PARIS, 22 septembre 2020 (APMnews) - Le risque de poussées est plus faible chez les patients atteints de sclérose en plaques (SEP) traités par diméthylfumarate (Tecfidera*, Biogen) par rapport à ceux traités par tériflunomide (Aubagio*, Genzyme, groupe Sanofi), selon une analyse des données du système national des données de santé (SNDS).
Ces résultats ont été présentés lors d'une session orale d'un colloque organisé vendredi par l'Association des française des sociétés de recherche clinique sous contrat (Afcros) sur les données de santé en vie réelle.
Pauline Bosco-Levy de la plateforme Bordeaux PharmacoEpi (Inserm CIC1401, université de Bordeaux) et ses collègues ont mené cette étude de cohorte dans le cadre du réexamen par la Haute autorité de santé (HAS) en 2020 de la réinscription au remboursement à cinq ans.
Il s'agit d'évaluer l'efficacité en vie réelle de diméthylfumarate par rapport à d'autres traitements oraux et aux traitements immunomodulateurs injectables, selon le résumé de leur communication.
Pour cela, ils ont constitué une cohorte de patients identifiés dans le SNDS avec un premier traitement de SEP initié entre le 1er juillet 2015 et le 31 décembre 2016, un historique de 4,5 ans et des données de suivi jusqu'au 31 décembre 2017.
Le nombre annuel de poussées a été comparé entre deux traitements durant la période d'exposition pour des patients appariés sur un score de propension à haute dimension.
Sur la période, les chercheurs ont identifié 5.812 patients dont 33,2% initiaient le tériflunomide, 31% un traitement de fond injectable, 30,6% le diméthylfumarate et 5,3% le fingolimod (Gilenya*, Novartis).
Le faible nombre de patients fingolimod et leurs caractéristiques n'ont pas permis d'effectuer de comparaison.
Les poussées ont été identifiées avec un algorithme complexe associant des épisodes de soins (hospitalisation et forte dose de corticothérapie), qui a été validé des cliniciens en aveugle, avec une valeur prédictive négative de 100% et positive de 95,2%.
Selon l'analyse menée sur 1.880 patients appariés diméthylfumarate/tériflunomide, le nombre moyen annuel de poussées était de respectivement 0,14 et 0,17, soit un risque relatif significativement réduit de 21% avec le diméthylfumarate par rapport au tériflunomide.

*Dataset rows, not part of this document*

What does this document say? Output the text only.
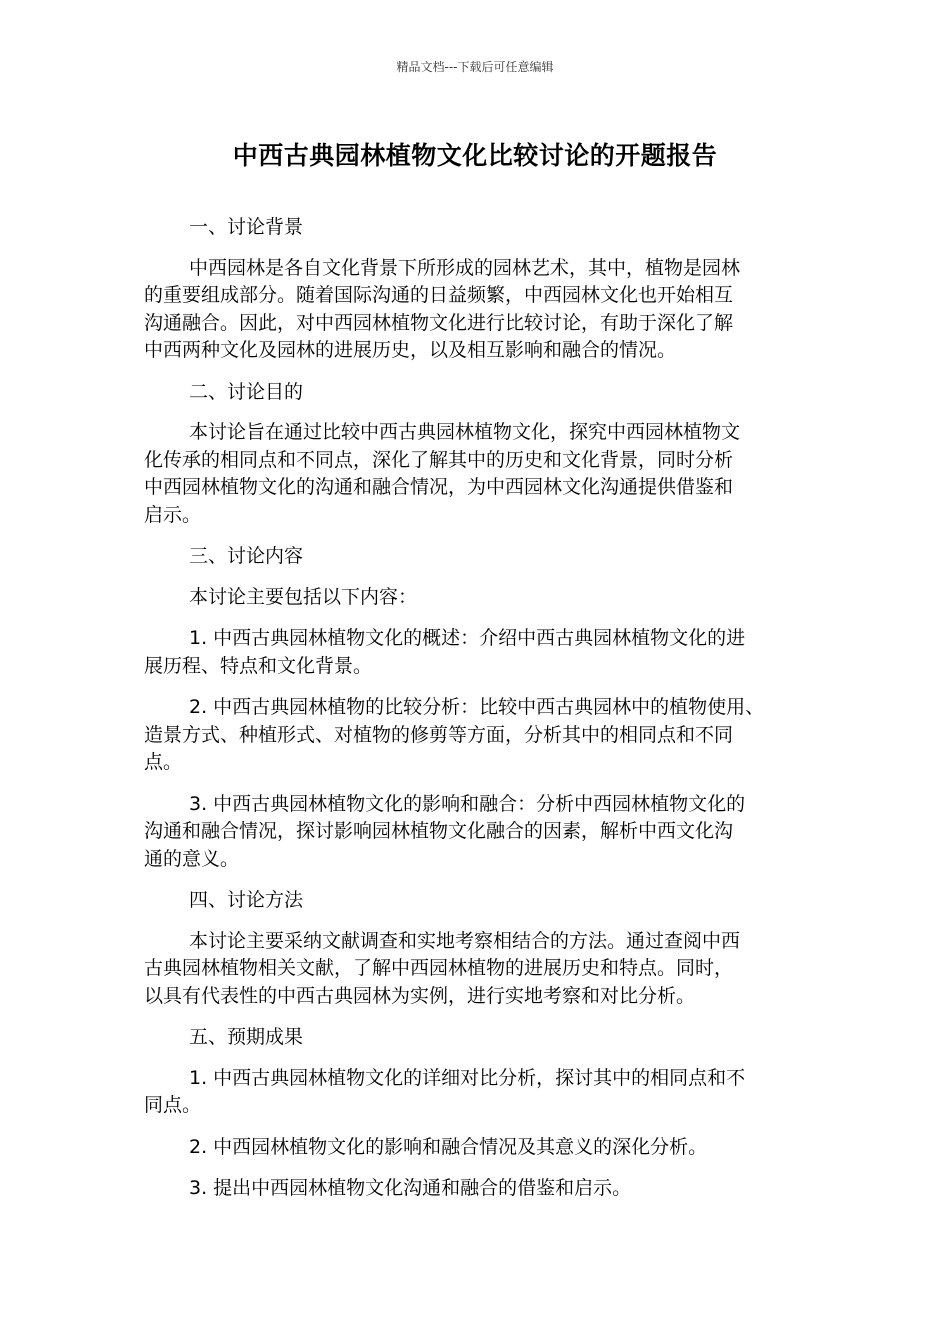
精品文档---下载后可任意编辑
中西古典园林植物文化比较讨论的开题报告

一、讨论背景

中西园林是各自文化背景下所形成的园林艺术，其中，植物是园林
的重要组成部分。随着国际沟通的日益频繁，中西园林文化也开始相互
沟通融合。因此，对中西园林植物文化进行比较讨论，有助于深化了解
中西两种文化及园林的进展历史，以及相互影响和融合的情况。

二、讨论目的

本讨论旨在通过比较中西古典园林植物文化，探究中西园林植物文
化传承的相同点和不同点，深化了解其中的历史和文化背景，同时分析
中西园林植物文化的沟通和融合情况，为中西园林文化沟通提供借鉴和
启示。

三、讨论内容

本讨论主要包括以下内容：

1. 中西古典园林植物文化的概述：介绍中西古典园林植物文化的进
展历程、特点和文化背景。

2. 中西古典园林植物的比较分析：比较中西古典园林中的植物使用、
造景方式、种植形式、对植物的修剪等方面，分析其中的相同点和不同
点。

3. 中西古典园林植物文化的影响和融合：分析中西园林植物文化的
沟通和融合情况，探讨影响园林植物文化融合的因素，解析中西文化沟
通的意义。

四、讨论方法

本讨论主要采纳文献调查和实地考察相结合的方法。通过查阅中西
古典园林植物相关文献，了解中西园林植物的进展历史和特点。同时，
以具有代表性的中西古典园林为实例，进行实地考察和对比分析。

五、预期成果

1. 中西古典园林植物文化的详细对比分析，探讨其中的相同点和不
同点。

2. 中西园林植物文化的影响和融合情况及其意义的深化分析。

3. 提出中西园林植物文化沟通和融合的借鉴和启示。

L'analyse réalisée sur 2.038 patients appariés diméthylfumarate/traitements injectables indique un nombre annualisé de poussées de 0,14 et 0,18 ainsi qu'un risque relatif significativement diminué cette fois de 29% avec le diméthylfumarate par rapport aux traitements injectables.
Cette étude en pratique courante a montré un risque de poussées significativement plus faible avec le diméthylfumarate que le tériflunomide et les traitements de fond injectables pour des patients partageant les mêmes caractéristiques, concluent les chercheurs.